The high power ratio self-circulating liquid-cooled permanent magnet motor according to claim 3, wherein the outer peripheral surface of the pump impeller is provided with convex teeth.
A high power ratio self-circulating liquid-cooled permanent magnet motor according to claim 2, wherein said liquid pump chamber is disposed at a tail portion of the motor, including a middle end cover and a rear end cover, a periphery of the intermediate end cover and the rear end The sealing connection is provided with a large circular groove in the middle, and the large circular groove is provided with a centrifugal passage communicating with one end of the cooling passage, and both ends of the cooling passage communicate with the liquid outlet.

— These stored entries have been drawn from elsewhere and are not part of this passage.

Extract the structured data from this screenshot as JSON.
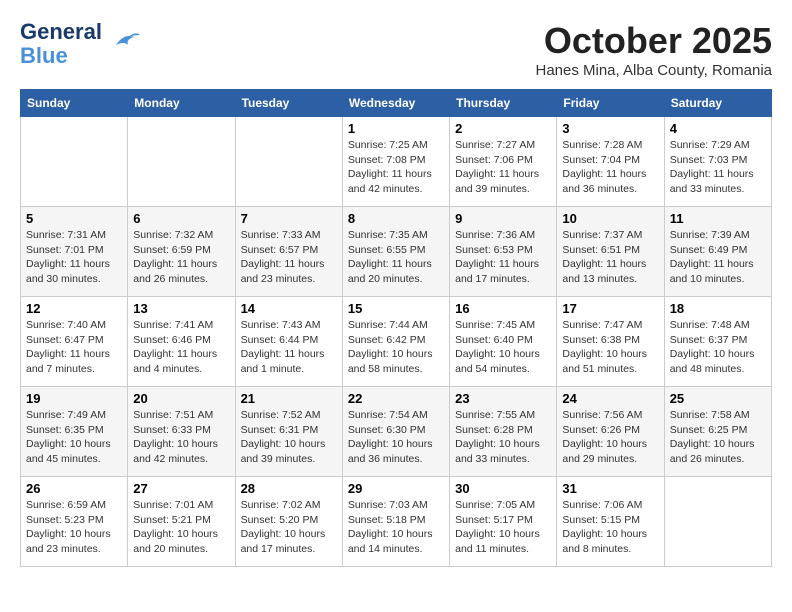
{
  "header": {
    "logo_line1": "General",
    "logo_line2": "Blue",
    "month": "October 2025",
    "location": "Hanes Mina, Alba County, Romania"
  },
  "weekdays": [
    "Sunday",
    "Monday",
    "Tuesday",
    "Wednesday",
    "Thursday",
    "Friday",
    "Saturday"
  ],
  "weeks": [
    [
      {
        "day": "",
        "info": ""
      },
      {
        "day": "",
        "info": ""
      },
      {
        "day": "",
        "info": ""
      },
      {
        "day": "1",
        "info": "Sunrise: 7:25 AM\nSunset: 7:08 PM\nDaylight: 11 hours and 42 minutes."
      },
      {
        "day": "2",
        "info": "Sunrise: 7:27 AM\nSunset: 7:06 PM\nDaylight: 11 hours and 39 minutes."
      },
      {
        "day": "3",
        "info": "Sunrise: 7:28 AM\nSunset: 7:04 PM\nDaylight: 11 hours and 36 minutes."
      },
      {
        "day": "4",
        "info": "Sunrise: 7:29 AM\nSunset: 7:03 PM\nDaylight: 11 hours and 33 minutes."
      }
    ],
    [
      {
        "day": "5",
        "info": "Sunrise: 7:31 AM\nSunset: 7:01 PM\nDaylight: 11 hours and 30 minutes."
      },
      {
        "day": "6",
        "info": "Sunrise: 7:32 AM\nSunset: 6:59 PM\nDaylight: 11 hours and 26 minutes."
      },
      {
        "day": "7",
        "info": "Sunrise: 7:33 AM\nSunset: 6:57 PM\nDaylight: 11 hours and 23 minutes."
      },
      {
        "day": "8",
        "info": "Sunrise: 7:35 AM\nSunset: 6:55 PM\nDaylight: 11 hours and 20 minutes."
      },
      {
        "day": "9",
        "info": "Sunrise: 7:36 AM\nSunset: 6:53 PM\nDaylight: 11 hours and 17 minutes."
      },
      {
        "day": "10",
        "info": "Sunrise: 7:37 AM\nSunset: 6:51 PM\nDaylight: 11 hours and 13 minutes."
      },
      {
        "day": "11",
        "info": "Sunrise: 7:39 AM\nSunset: 6:49 PM\nDaylight: 11 hours and 10 minutes."
      }
    ],
    [
      {
        "day": "12",
        "info": "Sunrise: 7:40 AM\nSunset: 6:47 PM\nDaylight: 11 hours and 7 minutes."
      },
      {
        "day": "13",
        "info": "Sunrise: 7:41 AM\nSunset: 6:46 PM\nDaylight: 11 hours and 4 minutes."
      },
      {
        "day": "14",
        "info": "Sunrise: 7:43 AM\nSunset: 6:44 PM\nDaylight: 11 hours and 1 minute."
      },
      {
        "day": "15",
        "info": "Sunrise: 7:44 AM\nSunset: 6:42 PM\nDaylight: 10 hours and 58 minutes."
      },
      {
        "day": "16",
        "info": "Sunrise: 7:45 AM\nSunset: 6:40 PM\nDaylight: 10 hours and 54 minutes."
      },
      {
        "day": "17",
        "info": "Sunrise: 7:47 AM\nSunset: 6:38 PM\nDaylight: 10 hours and 51 minutes."
      },
      {
        "day": "18",
        "info": "Sunrise: 7:48 AM\nSunset: 6:37 PM\nDaylight: 10 hours and 48 minutes."
      }
    ],
    [
      {
        "day": "19",
        "info": "Sunrise: 7:49 AM\nSunset: 6:35 PM\nDaylight: 10 hours and 45 minutes."
      },
      {
        "day": "20",
        "info": "Sunrise: 7:51 AM\nSunset: 6:33 PM\nDaylight: 10 hours and 42 minutes."
      },
      {
        "day": "21",
        "info": "Sunrise: 7:52 AM\nSunset: 6:31 PM\nDaylight: 10 hours and 39 minutes."
      },
      {
        "day": "22",
        "info": "Sunrise: 7:54 AM\nSunset: 6:30 PM\nDaylight: 10 hours and 36 minutes."
      },
      {
        "day": "23",
        "info": "Sunrise: 7:55 AM\nSunset: 6:28 PM\nDaylight: 10 hours and 33 minutes."
      },
      {
        "day": "24",
        "info": "Sunrise: 7:56 AM\nSunset: 6:26 PM\nDaylight: 10 hours and 29 minutes."
      },
      {
        "day": "25",
        "info": "Sunrise: 7:58 AM\nSunset: 6:25 PM\nDaylight: 10 hours and 26 minutes."
      }
    ],
    [
      {
        "day": "26",
        "info": "Sunrise: 6:59 AM\nSunset: 5:23 PM\nDaylight: 10 hours and 23 minutes."
      },
      {
        "day": "27",
        "info": "Sunrise: 7:01 AM\nSunset: 5:21 PM\nDaylight: 10 hours and 20 minutes."
      },
      {
        "day": "28",
        "info": "Sunrise: 7:02 AM\nSunset: 5:20 PM\nDaylight: 10 hours and 17 minutes."
      },
      {
        "day": "29",
        "info": "Sunrise: 7:03 AM\nSunset: 5:18 PM\nDaylight: 10 hours and 14 minutes."
      },
      {
        "day": "30",
        "info": "Sunrise: 7:05 AM\nSunset: 5:17 PM\nDaylight: 10 hours and 11 minutes."
      },
      {
        "day": "31",
        "info": "Sunrise: 7:06 AM\nSunset: 5:15 PM\nDaylight: 10 hours and 8 minutes."
      },
      {
        "day": "",
        "info": ""
      }
    ]
  ]
}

The high power ratio self-circulating liquid-cooled permanent magnet motor according to claim 2, wherein the cooling passage comprises a plurality of axial passages disposed inside the stator housing, and the front end cover of the motor is connected to the housing. a plurality of first blind holes are disposed on one side, and each of the first blind holes communicates with two adjacent axial passages, and a second blind hole is disposed on a side of the rear end cover of the motor connected to the housing, The two blind holes are arranged in a staggered arrangement with the first blind holes and the axial through holes are formed to form a complete cooling passage. The cooling passage is directed from the rear end cover of the motor to the front end, and then the front end cover is directed to the rear end cover. In the foldback, the inlet of the cooling passage communicates with the edge of the liquid pumping chamber, and the outlet communicates with the liquid outlet.
The high power ratio self-circulating liquid-cooled permanent magnet motor according to claim 5, wherein the cooling passage comprises a plurality of axial passages disposed inside the stator housing, and the front end cover of the motor is connected to the housing. One side is provided with a plurality of first blind holes, each of the first blind holes is connected to two adjacent axial passages, and the intermediate end cover is provided with a transition through hole which is matched with the axial through hole of the housing, and the middle end cover The side connected to the rear end cover is provided with a plurality of communication grooves which are offset from the first blind holes, and the communication grooves communicate the two through the transition through holes to form a complete cooling passage, and the cooling passage is pointed by the rear end cover of the motor. At the front end, the front end cover is directed to the rear end cover, and after multiple foldbacks, the inlet of the cooling passage communicates with the edge of the liquid pump chamber, and the outlet communicates with the liquid outlet.
The high power ratio self-circulating liquid-cooled permanent magnet motor according to claim 6 or 7, wherein the axial through hole is evenly distributed inside the casing centered on the axis of the stator.
The high power ratio self-circulating liquid-cooled permanent magnet motor according to claim 1, wherein said metal rotor package The metal bracket and the magnetic pole sleeve of the metal sleeved on the outer side of the metal bracket are clamped with a magnetic pole bundle, and the magnetic pole bundles of different polarities are spaced apart.
The high power ratio self-circulating liquid-cooled permanent magnet motor according to claim 1, wherein each of the magnetic pole bundles comprises three magnetic strips of the same magnetic pole, wherein the two magnetic strips are arranged side by side near the axis, and the two magnetic strips are arranged. A third magnetic strip is disposed outside the intermediate position, and the three magnetic strips of each magnetic pole bundle are parallel to each other.